How To Go Through Life Without Fighting
With all the joyful information there is always a lot of compassion. The festive moments have their share of instant despair. That’s life. The encouraging exchange of a pregnancy and the hope of a new life that must be born have an effect that causes reflection on those who have suffered poorly, stillborn or infertility. It is impossible to rationalize the depth of pain in the loss of a neonatal life, that of a hope that will never disappear that is not fulfilled.

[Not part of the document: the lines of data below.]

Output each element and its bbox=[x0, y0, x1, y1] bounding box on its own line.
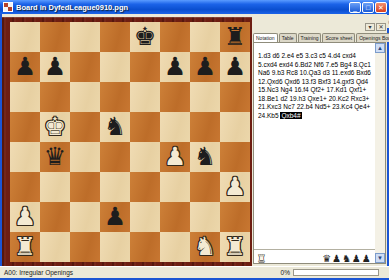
square-a1[interactable]: ♜ bbox=[10, 232, 40, 262]
square-h6[interactable] bbox=[220, 82, 250, 112]
square-d2[interactable]: ♟ bbox=[100, 202, 130, 232]
square-c3[interactable] bbox=[70, 172, 100, 202]
move-list[interactable]: 1.d3 d6 2.e4 e5 3.c3 c5 4.d4 cxd4 5.cxd4… bbox=[254, 43, 375, 249]
black-pawn-icon: ♟ bbox=[332, 253, 342, 264]
progress-percent: 0% bbox=[274, 269, 293, 276]
black-pawn-g7: ♟ bbox=[190, 52, 220, 82]
square-h4[interactable] bbox=[220, 142, 250, 172]
black-knight-icon: ♞ bbox=[342, 253, 352, 264]
square-f1[interactable] bbox=[160, 232, 190, 262]
white-pawn-f4: ♟ bbox=[160, 142, 190, 172]
white-pawn-a2: ♟ bbox=[10, 202, 40, 232]
close-button[interactable]: ✕ bbox=[375, 2, 387, 13]
panel-controls: ▾ ✕ bbox=[364, 23, 386, 31]
square-c5[interactable] bbox=[70, 112, 100, 142]
black-pawn-h7: ♟ bbox=[220, 52, 250, 82]
progress-bar bbox=[293, 269, 379, 276]
square-e4[interactable] bbox=[130, 142, 160, 172]
scrollbar[interactable]: ▲ ▼ bbox=[375, 43, 385, 263]
square-g6[interactable] bbox=[190, 82, 220, 112]
square-d8[interactable] bbox=[100, 22, 130, 52]
square-b7[interactable]: ♟ bbox=[40, 52, 70, 82]
square-d5[interactable]: ♞ bbox=[100, 112, 130, 142]
square-h2[interactable] bbox=[220, 202, 250, 232]
black-pawn-f7: ♟ bbox=[160, 52, 190, 82]
tab-openings-book[interactable]: Openings Book bbox=[356, 33, 389, 42]
square-h1[interactable]: ♜ bbox=[220, 232, 250, 262]
square-a4[interactable] bbox=[10, 142, 40, 172]
black-pawn-b7: ♟ bbox=[40, 52, 70, 82]
square-c7[interactable] bbox=[70, 52, 100, 82]
black-pawn-icon: ♟ bbox=[352, 253, 362, 264]
tab-bar: NotationTableTrainingScore sheetOpenings… bbox=[253, 31, 389, 42]
square-a7[interactable]: ♟ bbox=[10, 52, 40, 82]
square-g2[interactable] bbox=[190, 202, 220, 232]
white-rook-icon: ♜ bbox=[257, 253, 266, 264]
square-c2[interactable] bbox=[70, 202, 100, 232]
black-rook-h8: ♜ bbox=[220, 22, 250, 52]
square-f4[interactable]: ♟ bbox=[160, 142, 190, 172]
square-d6[interactable] bbox=[100, 82, 130, 112]
white-pawn-h3: ♟ bbox=[220, 172, 250, 202]
black-queen-b4: ♛ bbox=[40, 142, 70, 172]
maximize-button[interactable]: □ bbox=[362, 2, 374, 13]
square-d7[interactable] bbox=[100, 52, 130, 82]
square-d1[interactable] bbox=[100, 232, 130, 262]
scroll-down-icon[interactable]: ▼ bbox=[375, 253, 385, 263]
square-g1[interactable]: ♞ bbox=[190, 232, 220, 262]
opening-classification: A00: Irregular Openings bbox=[0, 269, 274, 276]
minimize-button[interactable]: _ bbox=[349, 2, 361, 13]
selected-move[interactable]: Qxb4# bbox=[280, 112, 301, 119]
white-rook-h1: ♜ bbox=[220, 232, 250, 262]
square-h3[interactable]: ♟ bbox=[220, 172, 250, 202]
panel-content: 1.d3 d6 2.e4 e5 3.c3 c5 4.d4 cxd4 5.cxd4… bbox=[253, 42, 386, 264]
square-a8[interactable] bbox=[10, 22, 40, 52]
material-white: ♜ bbox=[257, 248, 266, 266]
square-g4[interactable]: ♞ bbox=[190, 142, 220, 172]
square-c4[interactable] bbox=[70, 142, 100, 172]
white-king-b5: ♚ bbox=[40, 112, 70, 142]
square-c8[interactable] bbox=[70, 22, 100, 52]
square-f5[interactable] bbox=[160, 112, 190, 142]
material-black: ♛♟♞♟♟ bbox=[322, 248, 372, 266]
square-b2[interactable] bbox=[40, 202, 70, 232]
chess-app-window: Board in DyfedLeague0910.pgn _ □ ✕ ●«‹↶›… bbox=[0, 0, 389, 280]
square-h7[interactable]: ♟ bbox=[220, 52, 250, 82]
square-b8[interactable] bbox=[40, 22, 70, 52]
square-a2[interactable]: ♟ bbox=[10, 202, 40, 232]
white-knight-g1: ♞ bbox=[190, 232, 220, 262]
square-g8[interactable] bbox=[190, 22, 220, 52]
tab-score-sheet[interactable]: Score sheet bbox=[322, 33, 355, 42]
panel-dropdown-button[interactable]: ▾ bbox=[365, 23, 375, 31]
black-knight-g4: ♞ bbox=[190, 142, 220, 172]
black-pawn-d2: ♟ bbox=[100, 202, 130, 232]
square-e1[interactable] bbox=[130, 232, 160, 262]
square-e2[interactable] bbox=[130, 202, 160, 232]
notation-panel: ▾ ✕ NotationTableTrainingScore sheetOpen… bbox=[253, 14, 387, 266]
square-d4[interactable] bbox=[100, 142, 130, 172]
square-g5[interactable] bbox=[190, 112, 220, 142]
square-b5[interactable]: ♚ bbox=[40, 112, 70, 142]
square-e3[interactable] bbox=[130, 172, 160, 202]
titlebar[interactable]: Board in DyfedLeague0910.pgn _ □ ✕ bbox=[0, 0, 389, 14]
square-h5[interactable] bbox=[220, 112, 250, 142]
black-pawn-a7: ♟ bbox=[10, 52, 40, 82]
window-title: Board in DyfedLeague0910.pgn bbox=[16, 3, 348, 12]
square-d3[interactable] bbox=[100, 172, 130, 202]
black-pawn-icon: ♟ bbox=[362, 253, 372, 264]
square-g7[interactable]: ♟ bbox=[190, 52, 220, 82]
square-g3[interactable] bbox=[190, 172, 220, 202]
square-c6[interactable] bbox=[70, 82, 100, 112]
app-icon bbox=[3, 2, 13, 12]
square-b3[interactable] bbox=[40, 172, 70, 202]
square-b4[interactable]: ♛ bbox=[40, 142, 70, 172]
material-tray: ♜ ♛♟♞♟♟ bbox=[254, 249, 375, 263]
square-f7[interactable]: ♟ bbox=[160, 52, 190, 82]
black-king-e8: ♚ bbox=[130, 22, 160, 52]
square-f3[interactable] bbox=[160, 172, 190, 202]
square-b6[interactable] bbox=[40, 82, 70, 112]
square-e8[interactable]: ♚ bbox=[130, 22, 160, 52]
tab-table[interactable]: Table bbox=[279, 33, 297, 42]
panel-close-button[interactable]: ✕ bbox=[376, 23, 386, 31]
square-e7[interactable] bbox=[130, 52, 160, 82]
square-f8[interactable] bbox=[160, 22, 190, 52]
board: ♚♜♟♟♟♟♟♚♞♛♟♞♟♟♟♜♞♜ bbox=[10, 22, 250, 262]
black-knight-d5: ♞ bbox=[100, 112, 130, 142]
white-rook-a1: ♜ bbox=[10, 232, 40, 262]
moves-text[interactable]: 1.d3 d6 2.e4 e5 3.c3 c5 4.d4 cxd4 5.cxd4… bbox=[258, 52, 371, 119]
square-c1[interactable] bbox=[70, 232, 100, 262]
tab-training[interactable]: Training bbox=[298, 33, 322, 42]
square-f6[interactable] bbox=[160, 82, 190, 112]
black-queen-icon: ♛ bbox=[322, 253, 332, 264]
board-frame: ♚♜♟♟♟♟♟♚♞♛♟♞♟♟♟♜♞♜ bbox=[2, 17, 252, 266]
square-a6[interactable] bbox=[10, 82, 40, 112]
square-f2[interactable] bbox=[160, 202, 190, 232]
statusbar: A00: Irregular Openings 0% bbox=[0, 266, 389, 278]
square-a3[interactable] bbox=[10, 172, 40, 202]
square-h8[interactable]: ♜ bbox=[220, 22, 250, 52]
square-a5[interactable] bbox=[10, 112, 40, 142]
scroll-up-icon[interactable]: ▲ bbox=[375, 43, 385, 53]
square-e5[interactable] bbox=[130, 112, 160, 142]
square-e6[interactable] bbox=[130, 82, 160, 112]
square-b1[interactable] bbox=[40, 232, 70, 262]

Good news for some is never good news for everyone. When parents praise the academic brilliance when they receive a scholarship, they are once again reminded of an advisory board of parents who have a child who will never reach such a thing. Parents of children with special needs face a pain that never happens because the memories of their loss are repeated every day. The same goes for parents with a teenager or a young adult who has passed through the railroad. It is a shame at the same time as Joy reigns.
However, the paradox of life is new: those who fight early in life thrive later, and those who have prospered early can often fight later. Very few people go through life without fighting. This time, when you’re single, and a best friend tells you the wonderful news that you’re busy getting married, you can’t help but feel lonely right now. Something deep in a single person cries out this news because they know that the relationship will change drastically, and often the married friend can have no idea, or even annoying, that his only friend changes do not accept and can continue.
For the divorced person, each reminder for a “success” family should remind them of the failure that time cannot rub. But you know very well that “success” families are not always what they seem, because there are skeletons in the closet around the world. They are simply exposed, and this exposure may have been appropriate for a courage growth journey to become vulnerable. It’s the same with people with the annoying family dynamics that you see when other families get along. There’s a palpable pain. Separated families constantly face pain without living relatives, and it is doubly worse when it is out of control.
By announcing a safe position within a company or at a meeting or school, the type of position you have often asked for has gone to another person. Part of the disappointment can be the shock of hearing the news when we also experience that others are universally joyful in such messages. It’s insulating when everyone’s famous and you’re in the shock of the news that you didn’t expect. When we put an older parent in an institution of care of age, there is the sadness of a diminished life in this father, but those who lost their parents well before the age could be tired. You can think quietly: “Well, at least you’ve had the last 20 years. Nothing bad, just reality.
The opposite happens when someone can escape their pain or trauma and seems to go ahead. Some would be tempted to give advice to these people: be positive, Count Your Blessing, or provide some simplistic snapshots. Of course, everything falls flat, because the board comes from a person who is very poorly positioned to comment. The test is the heart’s position to give advice to someone who has exhausted all the simplistic solutions. In cases where the complexity is overwhelming, the Council is not working well. If someone’s relationship goes to Gangbuster and there is in the toilet, or if they are cared for and pampered, but there is a flood of abuse or a sea of neglect without a horizon.
The good news for some is never good news for everyone. It is important at this time to acknowledge our feelings of disappointment in the midst of the celebration and not immediately surrender to guilt or shame, but to legitimize and let the feelings have a place. We feel what we feel and the feelings have the purity to appreciate. Feelings show us who we are, that God has given us for a reason. God wants us to feel.
Our opportunity to share the good news is to make an important U-Turn from those to anticipate the impact. Of course, we are not responsible for how people change, but we can be as good as we share it. We can anticipate disappointment in others, even if we are ecstatic, and legitimize the process of the authentic fabric of another, is to forge the depth of confidence. It’s okay to be disappointed, and better to acknowledge it, we’re trying not to stay there. Of all this, however, the Lord is the god of the excluded, the abandoned, the atypical, the solitary. He remains with us through all our adversities.